Let's define some variables. Let's say that B_n is the number of bottles of beer on the wall in the nth verse and let's say that you start with B_1 = N bottles of beer. Then the transition from B_n to B_{n+1} is given by B_{n+1} = \begin{cases} B_n - 1, &\text{with probability $1-p$}\\ N, &\text{with probability $p$}\end{cases} which holds even if B_n = 1. That is, the last verse is "1 bottle of beer on the wall, 1 bottle of beer, take 1 down pass it around, no bottles of beer on the wall," but somehow perhaps having ingested a few too many of the bottles of beer, your crew could still end up singing "1 bottle of beer on the wall, 1 bottle of beer, take 1 down pass it around, N bottles of beer on the wall" and you'd have to make your way all the way back down. So in this setup, we need to also state that the transition with B_{n+1} = 0 if B_n = 0, \forall n. Finally, let's define the expected number of verses as V_n = \mathbb{E}\left[ \min \{ k : B_k = 0 \} \mid B_1 = n\right], for any n = 1, \dots, N.
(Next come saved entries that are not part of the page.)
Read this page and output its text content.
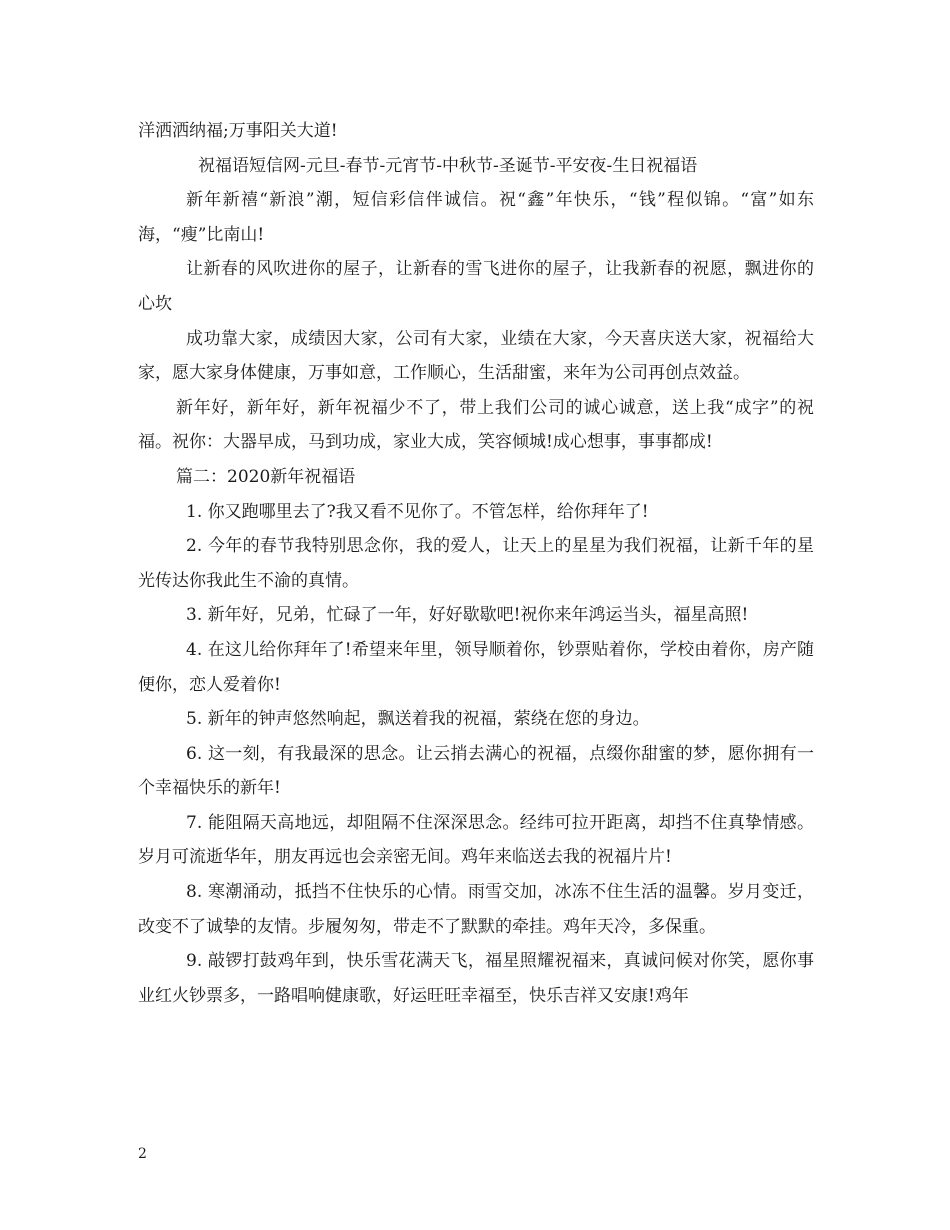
洋洒洒纳福;万事阳关大道!

祝福语短信网-元旦-春节-元宵节-中秋节-圣诞节-平安夜-生日祝福语

新年新禧“新浪”潮，短信彩信伴诚信。祝“鑫”年快乐，“钱”程似锦。“富”如东海，“瘦”比南山!

让新春的风吹进你的屋子，让新春的雪飞进你的屋子，让我新春的祝愿，飘进你的心坎

成功靠大家，成绩因大家，公司有大家，业绩在大家，今天喜庆送大家，祝福给大家，愿大家身体健康，万事如意，工作顺心，生活甜蜜，来年为公司再创点效益。

新年好，新年好，新年祝福少不了，带上我们公司的诚心诚意，送上我“成字”的祝福。祝你：大器早成，马到功成，家业大成，笑容倾城!成心想事，事事都成!

篇二：2020新年祝福语

1. 你又跑哪里去了?我又看不见你了。不管怎样，给你拜年了!

2. 今年的春节我特别思念你，我的爱人，让天上的星星为我们祝福，让新千年的星光传达你我此生不渝的真情。

3. 新年好，兄弟，忙碌了一年，好好歇歇吧!祝你来年鸿运当头，福星高照!

4. 在这儿给你拜年了!希望来年里，领导顺着你，钞票贴着你，学校由着你，房产随便你，恋人爱着你!

5. 新年的钟声悠然响起，飘送着我的祝福，萦绕在您的身边。

6. 这一刻，有我最深的思念。让云捎去满心的祝福，点缀你甜蜜的梦，愿你拥有一个幸福快乐的新年!

7. 能阻隔天高地远，却阻隔不住深深思念。经纬可拉开距离，却挡不住真挚情感。岁月可流逝华年，朋友再远也会亲密无间。鸡年来临送去我的祝福片片!

8. 寒潮涌动，抵挡不住快乐的心情。雨雪交加，冰冻不住生活的温馨。岁月变迁，改变不了诚挚的友情。步履匆匆，带走不了默默的牵挂。鸡年天冷，多保重。

9. 敲锣打鼓鸡年到，快乐雪花满天飞，福星照耀祝福来，真诚问候对你笑，愿你事业红火钞票多，一路唱响健康歌，好运旺旺幸福至，快乐吉祥又安康!鸡年

2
Now since there are only two possibilities at the end of each verse, we have \begin{align}V_n &= \mathbb{E} \left[ \min \{k : B_k = 0\} \mid B_2 = n-1, B_1 = n \right]
\mathbb{P} \{ B_2 = n-1 \mid B_1 = n \}\\ &\quad\quad + \mathbb{E} \left[ \min \{k : B_k=0\} \mid B_2 = N, B_1 = n \right] \mathbb{P} \left\{ B_2 = N \mid B_1 = n \right\} \\ &= (1 + V_{N-1}) (1-p) + (1 + V_N) p\\ &= (1-p) V_{n-1} + pV_N + 1,\end{align} for all n = 1, \dots, N, with V_0 = 0.
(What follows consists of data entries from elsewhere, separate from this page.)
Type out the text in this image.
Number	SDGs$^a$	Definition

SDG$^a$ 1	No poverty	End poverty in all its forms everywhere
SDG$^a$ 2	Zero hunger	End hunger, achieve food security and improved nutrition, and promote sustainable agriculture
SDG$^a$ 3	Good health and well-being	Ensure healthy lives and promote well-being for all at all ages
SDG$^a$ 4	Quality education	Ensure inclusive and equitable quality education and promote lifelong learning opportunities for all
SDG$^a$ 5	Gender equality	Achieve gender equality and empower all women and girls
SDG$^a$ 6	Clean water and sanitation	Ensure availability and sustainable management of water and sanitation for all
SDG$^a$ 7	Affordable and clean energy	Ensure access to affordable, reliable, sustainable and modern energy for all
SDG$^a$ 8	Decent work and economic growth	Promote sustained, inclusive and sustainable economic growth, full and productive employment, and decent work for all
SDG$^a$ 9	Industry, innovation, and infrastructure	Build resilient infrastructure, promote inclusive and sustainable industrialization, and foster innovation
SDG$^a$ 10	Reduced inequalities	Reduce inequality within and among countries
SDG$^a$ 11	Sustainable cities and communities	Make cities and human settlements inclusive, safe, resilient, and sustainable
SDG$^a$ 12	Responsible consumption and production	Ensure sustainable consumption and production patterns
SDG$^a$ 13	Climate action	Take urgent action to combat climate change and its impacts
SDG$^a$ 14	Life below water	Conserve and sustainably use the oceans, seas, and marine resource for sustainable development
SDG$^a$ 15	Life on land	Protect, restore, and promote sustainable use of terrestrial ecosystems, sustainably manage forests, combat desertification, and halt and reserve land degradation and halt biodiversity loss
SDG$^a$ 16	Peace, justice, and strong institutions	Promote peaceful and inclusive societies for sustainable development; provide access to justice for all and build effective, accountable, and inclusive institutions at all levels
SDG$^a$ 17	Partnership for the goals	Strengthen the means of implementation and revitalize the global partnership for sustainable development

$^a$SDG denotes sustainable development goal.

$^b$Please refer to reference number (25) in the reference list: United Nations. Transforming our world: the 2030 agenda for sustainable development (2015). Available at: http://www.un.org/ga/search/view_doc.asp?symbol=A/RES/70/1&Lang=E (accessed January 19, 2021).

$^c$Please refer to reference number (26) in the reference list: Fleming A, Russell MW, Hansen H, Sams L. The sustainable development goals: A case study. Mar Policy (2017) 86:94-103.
So in particular, we have V_N = (pV_N + 1) + (1-p) V_{N-1}. We can use this as the base case to prove that V_N = (pV_N+1) \sum_{i=0}^{k-1} (1-p)^i + (1-p)^k V_{N-k} for all k = 1, \dots, N. In particular, assume that for some k > 1, then substituting in the recurrence relationship for V_{N-k} we get \begin{align*} V_N &= (pV_N+1) \sum_{i=0}^{k-1} (1-p)^i + (1-p)^k ( (1-p) V_{N-k-1} + pV_N + 1) \\ &= (pV_N+1) \sum_{i=0}^k (1-p)^i + (1-p)^{k+1} V_{N-k-1},\end{align*} that is, the formula is also true for k+1. So, by induction, the formula must hold for all k = 1, \dots, N, including for instance k=N, so that \begin{align*}V_N &= (pV_N+1) \sum_{i=0}^{N-1} (1-p)^i + (1-p)^N V_0 = (pV_N+1) \sum_{i=0}^{N-1} (1-p)^i \\ &= (pV_N+1) \frac{1 - (1-p)^N}{p}.\end{align*}
Solving for V_N we get V_N = \frac{1 - (1-p)^N}{p(1-p)^N}. So in particular if N = 99 and p = 0.01, then we get an average of \frac{1-(0.99)^{99}}{0.01 * (0.99)^{99}} \approx 170.467 verses. However, if we set p = 1/N, then we get K=V_N = N\frac{1-(1-1/N)^N}{(1-1/N)^N}, so the fraction K/N = \frac{1 - (1-1/N)^N}{(1-1/N)^N} = (1-1/N)^{-N} - 1 \to e-1 as N\to \infty.